If you’re like me and grew up with Danone, you’re probably wondering why the French CPG giant decided to open three yogurt bars in the Paris area this month. Surely, there has to be better, more efficient, cheaper ways to distribute something as banal as yogurt?
“Something as banal as yogurt.”
This is the commodity-kiss-of-death many consumer product businesses are trying to dodge.
Products can be replicated, priced down, commoditized. But experiences are magic; much harder to copy, if not impossible.
This is why so many premium brands, from Apple to M&Ms, and now Danone, are investing in strategies that look more like retail or services than like the traditional “product manufacturing” business model.
Why? There’s 3 key trends that make it harder for products to succeed.
THREE CRUSHING TRENDS FOR PRODUCTS.
- Modern Trade Uniformisation. Today’s retail giants own the shopping environment. The likes of Wal*Mart, Carrefour, Sephora and Best Buy don’t let manufacturers make their products stand out on uniform shelves, or run spectacular brand theater, like they used to years ago.
- Reduced Advertising Effectiveness. Fragmented, cluttered, more expensive than ever, traditional advertising dollars don’t perform as well as in the past (and don’t bet on an improvement).
- People Own The Conversation. What people say about your category, your products, or your competition, is increasingly in the hands of people, no longer in yours.
Three powerful forces all brands face today, all contributing to a spiral of commoditization for products. Undifferentiated, unglamourous, unexciting, Products are a bad business to be in these days.
So how can premium brands retain what makes them truly unique, special… in short, magical?
By taking control back on the Product Experience. I’m not talking “Experiential Marketing” here. I’m talking about Marketing The Experience - the shopping, consumption and sharing rituals that a product fits in. Soda on its own may not be the most exciting product… but if you’ve learned to enjoy a Pepsi with a pizza or burger, the experience of having a pizza or a burger will never be complete without Pepsi.
Traditionally left to third party distributors, or the privacy of consumers’ home, the Experience is now the battleground brands need to dominate.
THREE WAYS TO OWN THE EXPERIENCE MAGIC.
1. Flagships – owned shopping experience that educate and inspire.
Danone’s Yogurt Bar efforts fit in this strategy. So does the M&M Store, the Hershey Store, the Lego Store and countless other recent examples. Sure, there has to be a strictly business/revenue rationale for these ventures; but I believe their main reason is not the bottom line they generate. Walk into an M&M store, and you’ll be surrounded by the magic of chocolate and colors; you’ll enter a world where M&Ms can seduce and captivate you. Same for Lego, where the shopping experience ‘educates’ young and old brick-fans in the the 1,001 ways Lego brings imagination to life. As for Danone, wouldn’t you see yogurt as a little less banal if the bar inspired you to consume it in dozens of new delicious ways?

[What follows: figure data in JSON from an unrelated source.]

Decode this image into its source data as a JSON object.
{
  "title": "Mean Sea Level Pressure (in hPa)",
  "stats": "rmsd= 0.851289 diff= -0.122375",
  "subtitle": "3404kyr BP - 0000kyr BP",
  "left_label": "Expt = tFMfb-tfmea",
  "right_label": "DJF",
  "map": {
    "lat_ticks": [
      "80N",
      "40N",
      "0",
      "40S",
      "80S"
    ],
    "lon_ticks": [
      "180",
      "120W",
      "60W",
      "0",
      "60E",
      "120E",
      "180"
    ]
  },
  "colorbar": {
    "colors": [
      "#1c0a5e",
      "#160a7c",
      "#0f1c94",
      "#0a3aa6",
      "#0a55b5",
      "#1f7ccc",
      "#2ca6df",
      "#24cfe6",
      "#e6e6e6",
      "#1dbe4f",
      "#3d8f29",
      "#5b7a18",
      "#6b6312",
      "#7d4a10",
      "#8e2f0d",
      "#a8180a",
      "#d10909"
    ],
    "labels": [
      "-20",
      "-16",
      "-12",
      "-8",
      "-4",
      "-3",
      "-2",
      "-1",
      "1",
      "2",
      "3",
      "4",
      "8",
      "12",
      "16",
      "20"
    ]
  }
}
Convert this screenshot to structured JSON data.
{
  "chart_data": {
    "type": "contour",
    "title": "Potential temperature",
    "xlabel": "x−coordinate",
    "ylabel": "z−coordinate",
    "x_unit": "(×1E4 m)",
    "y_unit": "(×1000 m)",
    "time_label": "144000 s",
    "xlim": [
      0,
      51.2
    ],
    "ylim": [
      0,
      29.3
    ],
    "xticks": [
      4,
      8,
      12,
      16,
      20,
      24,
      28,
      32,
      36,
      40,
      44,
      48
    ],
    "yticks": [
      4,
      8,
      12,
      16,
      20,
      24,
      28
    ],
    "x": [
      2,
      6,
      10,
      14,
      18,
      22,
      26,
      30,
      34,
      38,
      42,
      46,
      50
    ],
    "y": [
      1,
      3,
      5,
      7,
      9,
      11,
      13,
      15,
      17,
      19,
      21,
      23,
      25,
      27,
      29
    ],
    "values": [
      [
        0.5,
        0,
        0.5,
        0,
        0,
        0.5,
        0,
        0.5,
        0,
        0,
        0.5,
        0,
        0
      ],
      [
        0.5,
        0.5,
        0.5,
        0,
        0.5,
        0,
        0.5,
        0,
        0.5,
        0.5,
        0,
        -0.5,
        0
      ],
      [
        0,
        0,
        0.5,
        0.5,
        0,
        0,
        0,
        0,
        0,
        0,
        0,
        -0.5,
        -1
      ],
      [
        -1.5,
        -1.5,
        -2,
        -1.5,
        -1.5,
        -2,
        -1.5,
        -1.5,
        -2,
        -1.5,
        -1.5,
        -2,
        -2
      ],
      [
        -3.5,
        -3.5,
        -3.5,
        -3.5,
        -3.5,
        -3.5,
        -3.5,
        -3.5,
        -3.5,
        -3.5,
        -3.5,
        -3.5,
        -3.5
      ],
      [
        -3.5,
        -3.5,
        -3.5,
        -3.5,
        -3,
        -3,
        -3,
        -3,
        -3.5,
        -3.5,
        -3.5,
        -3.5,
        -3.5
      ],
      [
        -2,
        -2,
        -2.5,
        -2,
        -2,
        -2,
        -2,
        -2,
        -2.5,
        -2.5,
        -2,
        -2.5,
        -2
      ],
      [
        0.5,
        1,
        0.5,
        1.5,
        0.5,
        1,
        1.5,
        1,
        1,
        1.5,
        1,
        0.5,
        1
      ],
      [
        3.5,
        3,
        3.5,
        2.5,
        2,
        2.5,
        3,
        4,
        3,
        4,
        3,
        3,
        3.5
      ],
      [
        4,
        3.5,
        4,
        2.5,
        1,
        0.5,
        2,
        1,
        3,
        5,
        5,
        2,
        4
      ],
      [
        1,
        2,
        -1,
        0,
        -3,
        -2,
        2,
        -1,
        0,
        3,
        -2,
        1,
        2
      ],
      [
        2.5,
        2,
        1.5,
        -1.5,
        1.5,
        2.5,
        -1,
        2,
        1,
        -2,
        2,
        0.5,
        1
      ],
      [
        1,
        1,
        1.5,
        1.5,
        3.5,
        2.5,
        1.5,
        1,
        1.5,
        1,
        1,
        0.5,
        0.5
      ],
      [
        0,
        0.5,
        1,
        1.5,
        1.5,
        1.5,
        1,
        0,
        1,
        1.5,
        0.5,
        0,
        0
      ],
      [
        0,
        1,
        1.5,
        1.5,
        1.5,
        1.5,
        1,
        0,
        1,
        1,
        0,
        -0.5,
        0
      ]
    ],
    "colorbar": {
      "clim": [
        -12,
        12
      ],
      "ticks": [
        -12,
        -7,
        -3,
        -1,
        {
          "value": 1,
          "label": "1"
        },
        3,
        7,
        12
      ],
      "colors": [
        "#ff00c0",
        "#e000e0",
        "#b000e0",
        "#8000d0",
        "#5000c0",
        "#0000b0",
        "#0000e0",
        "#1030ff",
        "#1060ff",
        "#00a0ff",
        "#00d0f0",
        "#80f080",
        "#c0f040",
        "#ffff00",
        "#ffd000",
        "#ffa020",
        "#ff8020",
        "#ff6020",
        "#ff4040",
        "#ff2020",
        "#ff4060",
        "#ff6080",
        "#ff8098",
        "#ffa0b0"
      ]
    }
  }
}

2. Vertical Bundles – everything needed to enjoy you at your best.
What’s the best way to enjoy beer? Not bottles, it’s draft. But that’s not the product consumers can get in their fridge… at least it wasn’t until Heineken came up with Beer Tender, a high quality version of the keg-and-tap that brings the perfect draft experience home.
Do you know how to brew the perfect cup of coffee? Most people actually don’t, so the blend fine-tuning efforts of coffee champions like Kraft or Nestle are mostly wasted in botched preparation. That is, until the Nespresso and Tassimo systems offered a bundled alternative. Integrating a simple machine with single-serve coffee pods, they deliver the perfect cup, every time.
In both cases, high value for the consumer who gets the perfect beer experience, the perfect coffee experience… and high value for the brand who premiumizes otherwise commoditized markets.
3. Full Control – simply owning everything!
It’s a deeper commitment, but also not a surprise that the brands that capture the highest forms of consumer loyalty and love, are those with full control over the experience, both at retail and at home.
Take Apple – from the physical stores, to the closed OS, to the iTunes and App stores – the experience is fully owned by Cupertino’s teams. And the benefit is a level of quality, simplicity and consistency no other computer or phone brand can replicate.
Take Nespresso – from the day you buy a machine, you will only buy and drink pods ordered through their own high street or online stores. Your coffee issue forever solved.
OVER TO YOU.
It takes a mindset shift – stop seeing yourself in the business of selling products, start seeing yourself in the experience business…
What experience and rituals does your product fit in and elevate?
What is your product’s experience at its best?
How can you move up the chain and gain share of the full experience?